Como alcançar o sucesso

Se você é brasileiro, não tente ter sucesso. Não tente alcançar o êxito. Não tente ser melhor que os outros.

O grande filósofo Antônio Carlos Jobim[bb] dizia que “No Brasil, sucesso é ofensa pessoal.”

Faça qualquer coisa bem, e você vai sentir na pele o ódio, a inveja e a cobiça de gente que você nem sabia que existia, e que, aparentemente, nem sabia que você existia tampouco.

Street art para copywriters

Figa, pé-de-pato, mangalô três vezes, bate na madeira

Quem conversa comigo, sabe o nível histriônico de #mimimi que eu tenho quando falo da minha vida profissional. Poucas vezes me ouviram falar bem da minha carreira. Elogio muito colegas, ex-professores, lugares onde trabalhei. Mas nunca falo que fiz nada bom, nem que escrevi um texto legal, nem que tenho um blog interessante, nem nada disso. A razão: puro cagaço do olho gordo.

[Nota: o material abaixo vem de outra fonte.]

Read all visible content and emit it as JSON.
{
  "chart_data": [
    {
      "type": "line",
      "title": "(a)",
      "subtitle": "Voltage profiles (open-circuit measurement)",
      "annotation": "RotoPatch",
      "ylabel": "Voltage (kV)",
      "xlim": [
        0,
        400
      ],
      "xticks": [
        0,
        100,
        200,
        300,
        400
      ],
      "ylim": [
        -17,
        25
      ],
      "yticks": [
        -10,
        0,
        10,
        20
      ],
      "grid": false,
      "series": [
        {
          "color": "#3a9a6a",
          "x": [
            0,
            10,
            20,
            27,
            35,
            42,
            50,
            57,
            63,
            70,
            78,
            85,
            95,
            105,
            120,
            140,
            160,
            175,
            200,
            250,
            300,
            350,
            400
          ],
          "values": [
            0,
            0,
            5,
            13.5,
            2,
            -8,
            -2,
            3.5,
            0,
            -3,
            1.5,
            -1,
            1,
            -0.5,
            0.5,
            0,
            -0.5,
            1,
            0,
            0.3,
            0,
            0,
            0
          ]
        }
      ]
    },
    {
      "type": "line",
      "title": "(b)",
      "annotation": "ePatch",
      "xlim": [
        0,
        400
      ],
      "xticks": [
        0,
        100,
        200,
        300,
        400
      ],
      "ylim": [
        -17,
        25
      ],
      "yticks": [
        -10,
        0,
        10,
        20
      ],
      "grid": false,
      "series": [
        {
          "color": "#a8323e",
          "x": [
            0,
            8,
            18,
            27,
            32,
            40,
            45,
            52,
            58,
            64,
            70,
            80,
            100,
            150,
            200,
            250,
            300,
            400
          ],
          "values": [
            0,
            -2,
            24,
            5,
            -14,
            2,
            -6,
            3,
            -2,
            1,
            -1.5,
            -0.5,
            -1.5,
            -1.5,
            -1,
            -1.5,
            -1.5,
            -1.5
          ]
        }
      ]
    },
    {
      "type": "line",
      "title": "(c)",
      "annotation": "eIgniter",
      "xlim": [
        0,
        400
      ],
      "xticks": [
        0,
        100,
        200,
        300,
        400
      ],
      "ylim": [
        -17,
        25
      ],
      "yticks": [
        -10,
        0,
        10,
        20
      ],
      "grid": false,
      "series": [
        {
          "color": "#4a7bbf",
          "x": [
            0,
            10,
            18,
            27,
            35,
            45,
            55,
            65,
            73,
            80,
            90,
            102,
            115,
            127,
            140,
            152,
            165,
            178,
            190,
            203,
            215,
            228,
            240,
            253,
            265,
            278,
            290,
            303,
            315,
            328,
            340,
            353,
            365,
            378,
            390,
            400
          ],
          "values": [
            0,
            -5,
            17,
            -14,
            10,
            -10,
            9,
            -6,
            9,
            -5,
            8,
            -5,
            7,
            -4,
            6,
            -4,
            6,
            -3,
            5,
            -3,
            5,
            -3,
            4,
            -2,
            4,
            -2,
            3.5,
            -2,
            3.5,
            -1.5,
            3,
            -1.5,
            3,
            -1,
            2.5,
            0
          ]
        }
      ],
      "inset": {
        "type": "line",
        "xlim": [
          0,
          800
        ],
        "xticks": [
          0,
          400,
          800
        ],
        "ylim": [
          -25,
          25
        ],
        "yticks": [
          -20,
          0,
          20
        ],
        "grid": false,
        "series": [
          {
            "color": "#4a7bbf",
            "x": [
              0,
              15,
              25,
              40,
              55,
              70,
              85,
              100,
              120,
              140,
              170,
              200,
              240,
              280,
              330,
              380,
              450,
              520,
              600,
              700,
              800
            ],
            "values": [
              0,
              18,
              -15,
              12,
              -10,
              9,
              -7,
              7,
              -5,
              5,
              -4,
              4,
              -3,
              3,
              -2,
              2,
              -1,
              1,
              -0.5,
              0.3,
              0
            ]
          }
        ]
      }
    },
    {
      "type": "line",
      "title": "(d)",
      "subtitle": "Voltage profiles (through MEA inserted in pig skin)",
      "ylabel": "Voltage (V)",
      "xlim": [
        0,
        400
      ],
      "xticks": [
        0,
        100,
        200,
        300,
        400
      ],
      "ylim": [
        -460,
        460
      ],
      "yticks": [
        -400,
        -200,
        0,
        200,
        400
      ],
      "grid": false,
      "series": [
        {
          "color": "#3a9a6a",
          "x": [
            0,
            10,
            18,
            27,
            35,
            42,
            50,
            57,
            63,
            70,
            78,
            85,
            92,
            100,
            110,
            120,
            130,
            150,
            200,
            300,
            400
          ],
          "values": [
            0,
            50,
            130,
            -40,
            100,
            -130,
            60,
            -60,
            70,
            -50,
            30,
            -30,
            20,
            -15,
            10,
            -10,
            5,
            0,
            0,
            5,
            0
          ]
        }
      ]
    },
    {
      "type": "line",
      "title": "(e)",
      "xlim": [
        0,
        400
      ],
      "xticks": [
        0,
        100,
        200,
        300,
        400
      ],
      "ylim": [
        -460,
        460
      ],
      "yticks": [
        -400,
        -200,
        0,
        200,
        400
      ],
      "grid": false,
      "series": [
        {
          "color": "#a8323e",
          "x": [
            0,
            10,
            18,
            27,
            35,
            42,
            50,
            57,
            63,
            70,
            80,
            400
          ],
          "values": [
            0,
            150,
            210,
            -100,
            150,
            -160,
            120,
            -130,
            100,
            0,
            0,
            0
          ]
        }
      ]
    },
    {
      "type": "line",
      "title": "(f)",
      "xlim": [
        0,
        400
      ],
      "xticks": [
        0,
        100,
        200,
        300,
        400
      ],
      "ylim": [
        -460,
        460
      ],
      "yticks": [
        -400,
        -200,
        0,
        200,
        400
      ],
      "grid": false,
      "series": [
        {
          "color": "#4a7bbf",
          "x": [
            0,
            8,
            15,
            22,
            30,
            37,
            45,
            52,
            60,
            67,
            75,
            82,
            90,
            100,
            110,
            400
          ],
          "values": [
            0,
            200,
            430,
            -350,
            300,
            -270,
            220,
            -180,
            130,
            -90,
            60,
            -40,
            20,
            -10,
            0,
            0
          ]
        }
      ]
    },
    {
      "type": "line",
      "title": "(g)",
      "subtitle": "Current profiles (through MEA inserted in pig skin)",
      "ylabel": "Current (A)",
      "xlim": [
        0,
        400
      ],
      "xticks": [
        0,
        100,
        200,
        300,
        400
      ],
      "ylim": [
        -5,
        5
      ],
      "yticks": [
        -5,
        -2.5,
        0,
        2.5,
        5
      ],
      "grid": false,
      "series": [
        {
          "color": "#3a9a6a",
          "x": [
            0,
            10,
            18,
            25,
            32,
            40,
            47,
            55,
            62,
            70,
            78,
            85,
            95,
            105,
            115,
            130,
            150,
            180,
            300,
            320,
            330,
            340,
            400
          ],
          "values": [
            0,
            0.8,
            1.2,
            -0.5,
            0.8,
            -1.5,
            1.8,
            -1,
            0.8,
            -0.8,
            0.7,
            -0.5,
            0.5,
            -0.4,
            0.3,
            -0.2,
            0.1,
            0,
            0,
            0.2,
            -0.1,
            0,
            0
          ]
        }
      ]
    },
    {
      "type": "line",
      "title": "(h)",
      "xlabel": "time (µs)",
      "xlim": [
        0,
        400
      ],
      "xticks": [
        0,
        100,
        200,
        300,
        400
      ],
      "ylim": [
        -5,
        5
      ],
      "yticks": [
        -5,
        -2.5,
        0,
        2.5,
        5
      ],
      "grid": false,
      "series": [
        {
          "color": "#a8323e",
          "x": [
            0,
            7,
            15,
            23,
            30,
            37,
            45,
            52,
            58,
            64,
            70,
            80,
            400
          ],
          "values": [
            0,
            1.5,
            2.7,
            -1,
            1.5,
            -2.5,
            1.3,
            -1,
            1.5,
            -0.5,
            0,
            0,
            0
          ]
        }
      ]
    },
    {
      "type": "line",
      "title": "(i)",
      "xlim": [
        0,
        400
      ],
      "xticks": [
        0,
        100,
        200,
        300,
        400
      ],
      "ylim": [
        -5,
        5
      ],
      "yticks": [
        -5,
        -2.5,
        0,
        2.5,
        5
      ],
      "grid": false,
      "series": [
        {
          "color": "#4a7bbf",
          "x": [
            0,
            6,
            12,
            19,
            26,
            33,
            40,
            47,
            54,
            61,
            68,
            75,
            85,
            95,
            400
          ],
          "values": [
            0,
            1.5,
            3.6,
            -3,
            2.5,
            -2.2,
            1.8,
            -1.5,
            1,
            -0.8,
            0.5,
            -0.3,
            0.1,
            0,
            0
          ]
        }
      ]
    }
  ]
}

Uma vez, comprei uma câmera fotográfica, que nem era caríssima, com o dinheiro que ganhei tirando umas fotos. Não pago o meu aluguel com fotografia, aliás, tudo o que ganhei com fotografia nem dava um mês de salário, mas já ganhei o suficiente pra comprar uma câmera. Considero um hobby barato. Aí, ouvi numa lista de discussão que eu era um exibido porque coloquei ali, no about do blog, que eu sou redator, guitarrista e fotógrafo. Nem pus a palavra profissional atrás nem nada. Mas era um exibido por me considerar fotógrafo. A criatura que perdia o tempo falando de mim nem parou pra criticar meus textos (que são muito mais criticáveis, afinal eu vivo deles) ou, por exemplo, criticar eu ter escrito guitarrista, considerando que eu só toco em público depois que todo mundo está perto do coma alcoólico por medo de apanhar.

As críticas da galera nunca são nem interessantes

“Fulano é muito adjetivo-negativo porque ele característica-não-relacionada”.

Sério. Esqueça a opinião das pessoas. Elas não sabem o que pensam.

0 Comments on “Como alcançar o sucesso”

  1. "só toco em público depois que todo mundo está perto do coma alcoólico"
    Me lembra um lual em Serrambi, onde estávamos eu, você, Cassiano, Alexandre, Ovídio e umas Belezas de Sebastião Salgado.